Find remainder when $ 2x^{3}+5x^{2}-2x+2 $ is divided by $ x-4 $.
Answer
The synthetic division table is:
$$ \begin{array}{c|rrrr}4&2&5&-2&2\\& & 8& 52& \color{black}{200} \\ \hline &\color{blue}{2}&\color{blue}{13}&\color{blue}{50}&\color{orangered}{202} \end{array} $$The remainder when $ 2x^{3}+5x^{2}-2x+2 $ is divided by $ x-4 $ is $ \, \color{red}{ 202 } $.
Explanation
We can find remainder using synthetic division method.
Step 1 : Write down the coefficients of the dividend into division table. Put the zero from $ x -4 = 0 $ ( $ x = \color{blue}{ 4 } $ ) at the left.
$$ \begin{array}{c|rrrr}\color{blue}{4}&2&5&-2&2\\& & & & \\ \hline &&&& \end{array} $$Step 1 : Bring down the leading coefficient to the bottom row.

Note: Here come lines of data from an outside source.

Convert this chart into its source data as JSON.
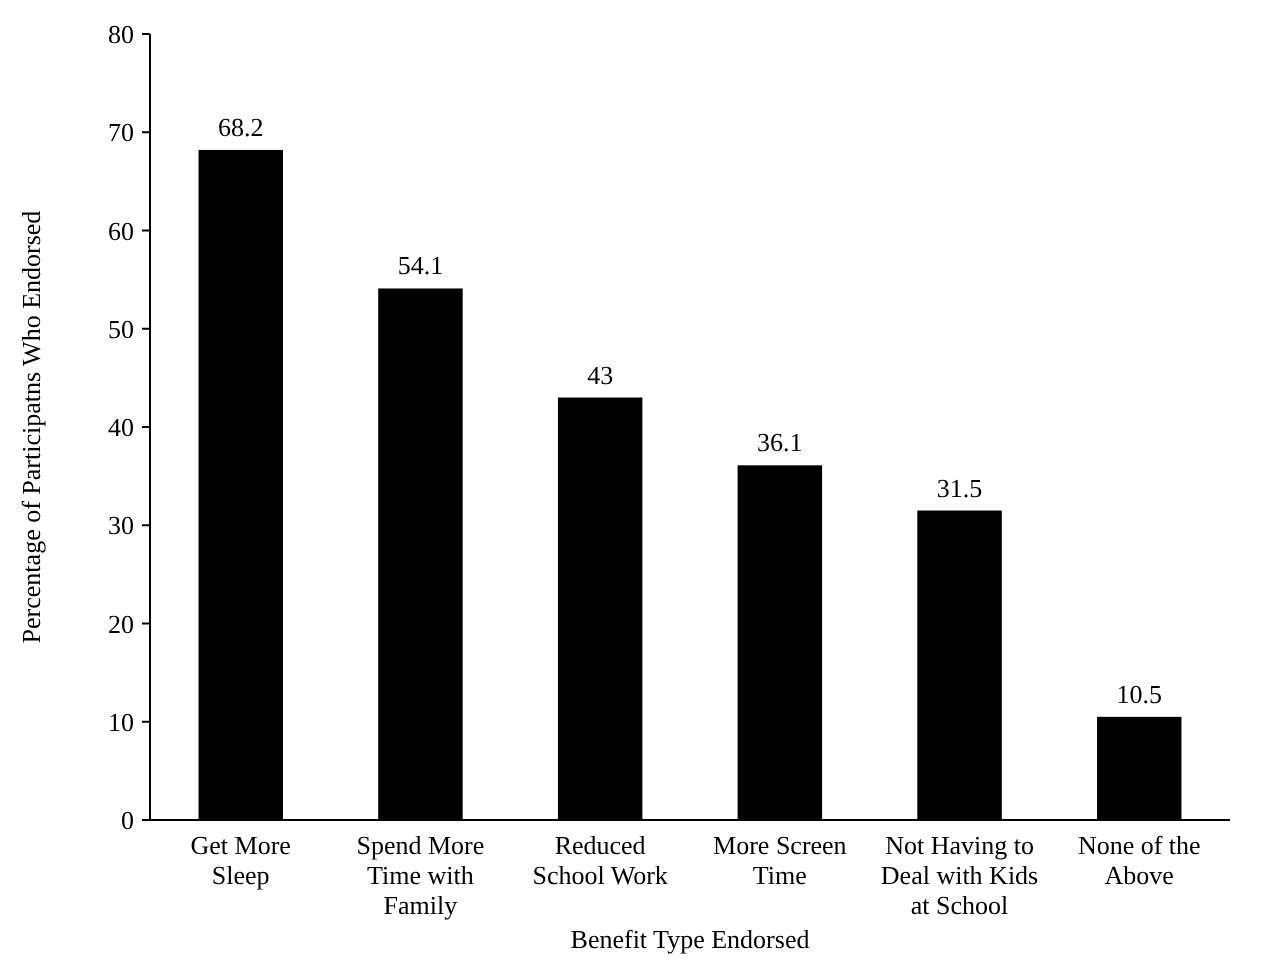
{
  "chart_data": {
    "type": "bar",
    "xlabel": "Benefit Type Endorsed",
    "ylabel": "Percentage of Participatns Who Endorsed",
    "categories": [
      "Get More Sleep",
      "Spend More Time with Family",
      "Reduced School Work",
      "More Screen Time",
      "Not Having to Deal with Kids at School",
      "None of the Above"
    ],
    "values": [
      68.2,
      54.1,
      43,
      36.1,
      31.5,
      10.5
    ],
    "color": "#000000",
    "ylim": [
      0,
      80
    ],
    "yticks": [
      0,
      10,
      20,
      30,
      40,
      50,
      60,
      70,
      80
    ],
    "grid": false,
    "data_labels": true
  }
}
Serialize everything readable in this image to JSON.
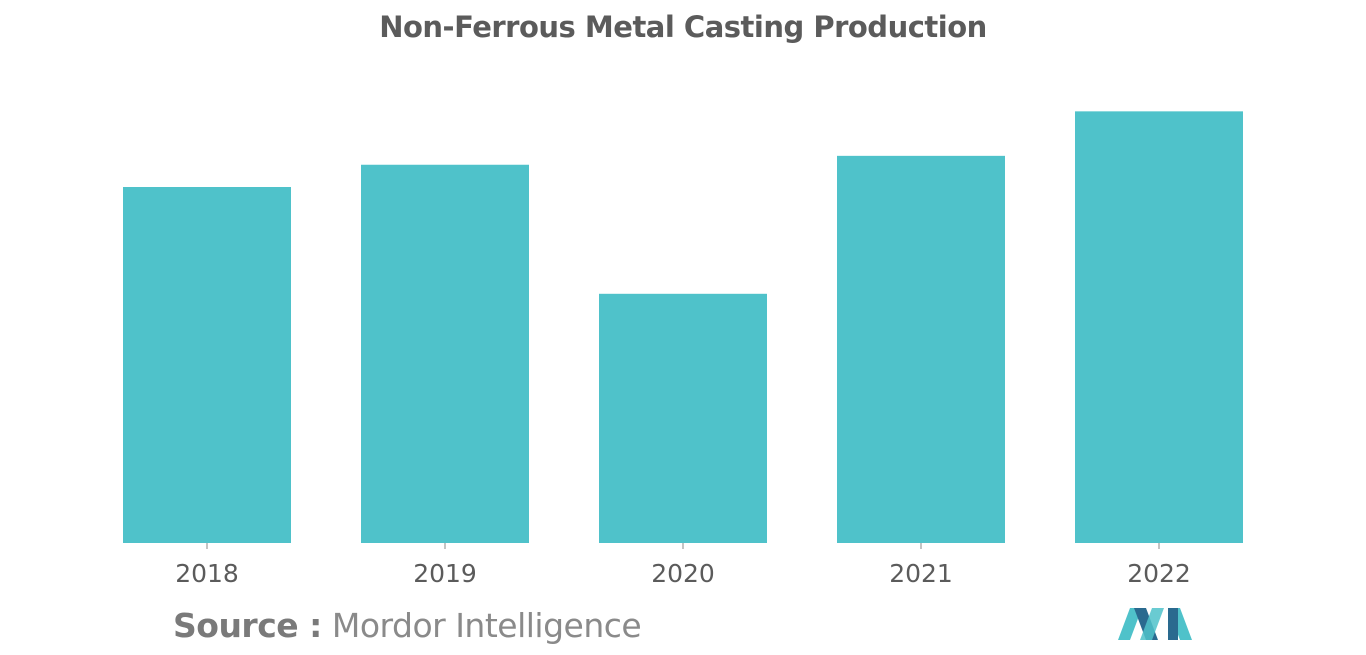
{
  "chart_data": {
    "type": "bar",
    "title": "Non-Ferrous Metal Casting Production",
    "categories": [
      "2018",
      "2019",
      "2020",
      "2021",
      "2022"
    ],
    "values": [
      80,
      85,
      56,
      87,
      97
    ],
    "ylim": [
      0,
      100
    ],
    "grid": false,
    "legend": "none",
    "bar_color": "#4fc2ca"
  },
  "source": {
    "label": "Source :",
    "name": "Mordor Intelligence"
  },
  "colors": {
    "bar": "#4fc2ca",
    "logo_dark": "#2a6a8f",
    "logo_light": "#4fc2ca"
  }
}
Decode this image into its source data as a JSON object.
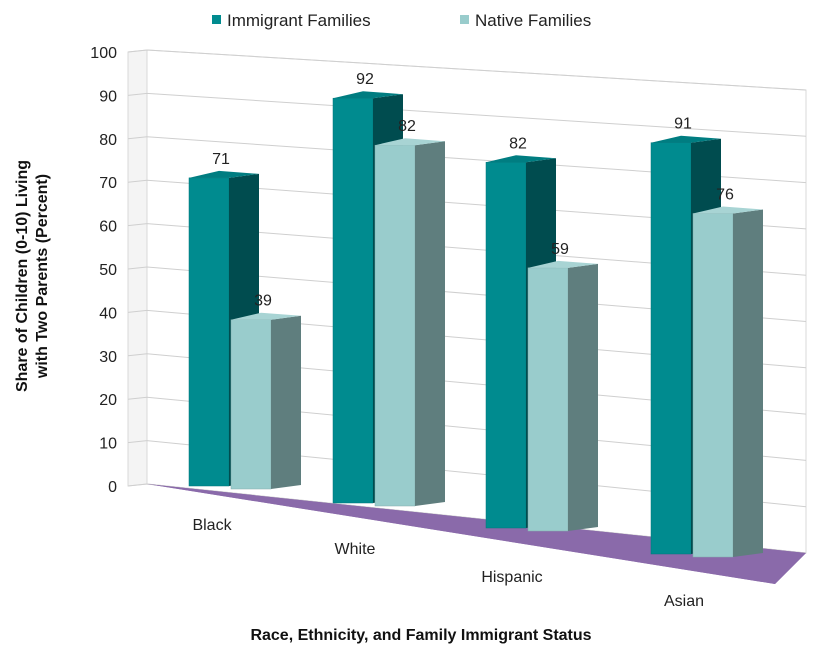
{
  "chart_data": {
    "type": "bar",
    "title": "",
    "xlabel": "Race, Ethnicity, and Family Immigrant Status",
    "ylabel_line1": "Share of Children (0-10) Living",
    "ylabel_line2": "with Two Parents (Percent)",
    "ylim": [
      0,
      100
    ],
    "yticks": [
      0,
      10,
      20,
      30,
      40,
      50,
      60,
      70,
      80,
      90,
      100
    ],
    "grid": true,
    "legend_position": "top",
    "categories": [
      "Black",
      "White",
      "Hispanic",
      "Asian"
    ],
    "series": [
      {
        "name": "Immigrant Families",
        "values": [
          71,
          92,
          82,
          91
        ],
        "color": "#008b8f"
      },
      {
        "name": "Native Families",
        "values": [
          39,
          82,
          59,
          76
        ],
        "color": "#99cccc"
      }
    ],
    "floor_color": "#8a6aaa"
  }
}
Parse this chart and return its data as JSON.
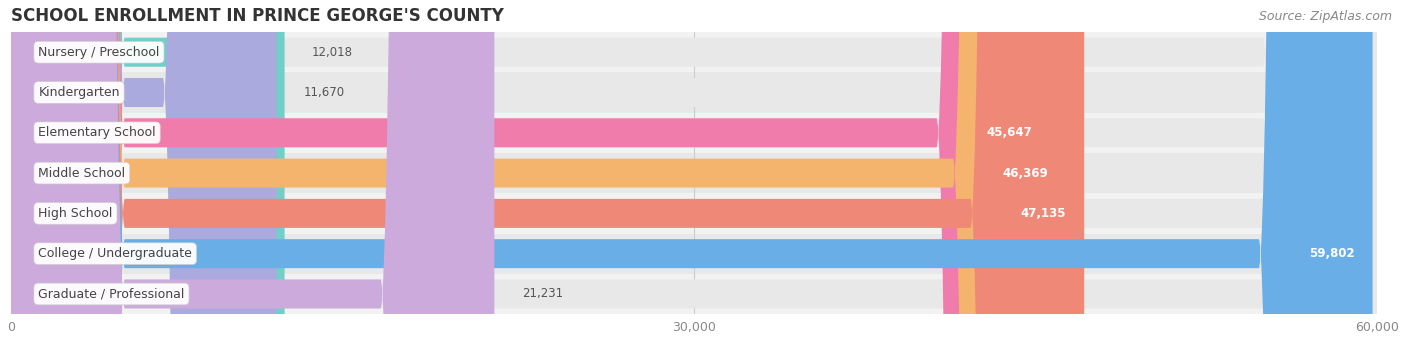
{
  "title": "SCHOOL ENROLLMENT IN PRINCE GEORGE'S COUNTY",
  "source": "Source: ZipAtlas.com",
  "categories": [
    "Nursery / Preschool",
    "Kindergarten",
    "Elementary School",
    "Middle School",
    "High School",
    "College / Undergraduate",
    "Graduate / Professional"
  ],
  "values": [
    12018,
    11670,
    45647,
    46369,
    47135,
    59802,
    21231
  ],
  "bar_colors": [
    "#70cfc7",
    "#abaade",
    "#f07cac",
    "#f5b46e",
    "#f08878",
    "#6aaee8",
    "#ccaadc"
  ],
  "bar_bg_color": "#e8e8e8",
  "row_bg_colors_even": "#f2f2f2",
  "row_bg_colors_odd": "#e8e8e8",
  "xlim_max": 60000,
  "xticks": [
    0,
    30000,
    60000
  ],
  "xtick_labels": [
    "0",
    "30,000",
    "60,000"
  ],
  "title_fontsize": 12,
  "label_fontsize": 9,
  "value_fontsize": 8.5,
  "source_fontsize": 9,
  "bar_height": 0.72
}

$$ \begin{array}{c|rrrr}4&\color{orangered}{ 2 }&5&-2&2\\& & & & \\ \hline &\color{orangered}{2}&&& \end{array} $$Step 2 : Multiply by the number on the left, and carry the result into the next column: $ \color{blue}{ 4 } \cdot \color{blue}{ 2 } = \color{blue}{ 8 } $.
$$ \begin{array}{c|rrrr}\color{blue}{4}&2&5&-2&2\\& & \color{blue}{8} & & \\ \hline &\color{blue}{2}&&& \end{array} $$Step 3 : Add down last column: $ \color{orangered}{ 5 } + \color{orangered}{ 8 } = \color{orangered}{ 13 } $
$$ \begin{array}{c|rrrr}4&2&\color{orangered}{ 5 }&-2&2\\& & \color{orangered}{8} & & \\ \hline &2&\color{orangered}{13}&& \end{array} $$Step 4 : Multiply by the number on the left, and carry the result into the next column: $ \color{blue}{ 4 } \cdot \color{blue}{ 13 } = \color{blue}{ 52 } $.
$$ \begin{array}{c|rrrr}\color{blue}{4}&2&5&-2&2\\& & 8& \color{blue}{52} & \\ \hline &2&\color{blue}{13}&& \end{array} $$Step 5 : Add down last column: $ \color{orangered}{ -2 } + \color{orangered}{ 52 } = \color{orangered}{ 50 } $
$$ \begin{array}{c|rrrr}4&2&5&\color{orangered}{ -2 }&2\\& & 8& \color{orangered}{52} & \\ \hline &2&13&\color{orangered}{50}& \end{array} $$Step 6 : Multiply by the number on the left, and carry the result into the next column: $ \color{blue}{ 4 } \cdot \color{blue}{ 50 } = \color{blue}{ 200 } $.
$$ \begin{array}{c|rrrr}\color{blue}{4}&2&5&-2&2\\& & 8& 52& \color{blue}{200} \\ \hline &2&13&\color{blue}{50}& \end{array} $$Step 7 : Add down last column: $ \color{orangered}{ 2 } + \color{orangered}{ 200 } = \color{orangered}{ 202 } $
$$ \begin{array}{c|rrrr}4&2&5&-2&\color{orangered}{ 2 }\\& & 8& 52& \color{orangered}{200} \\ \hline &\color{blue}{2}&\color{blue}{13}&\color{blue}{50}&\color{orangered}{202} \end{array} $$Remainder is the last entry in the bottom row $ \left(\color{red}{ 202 }\right) $.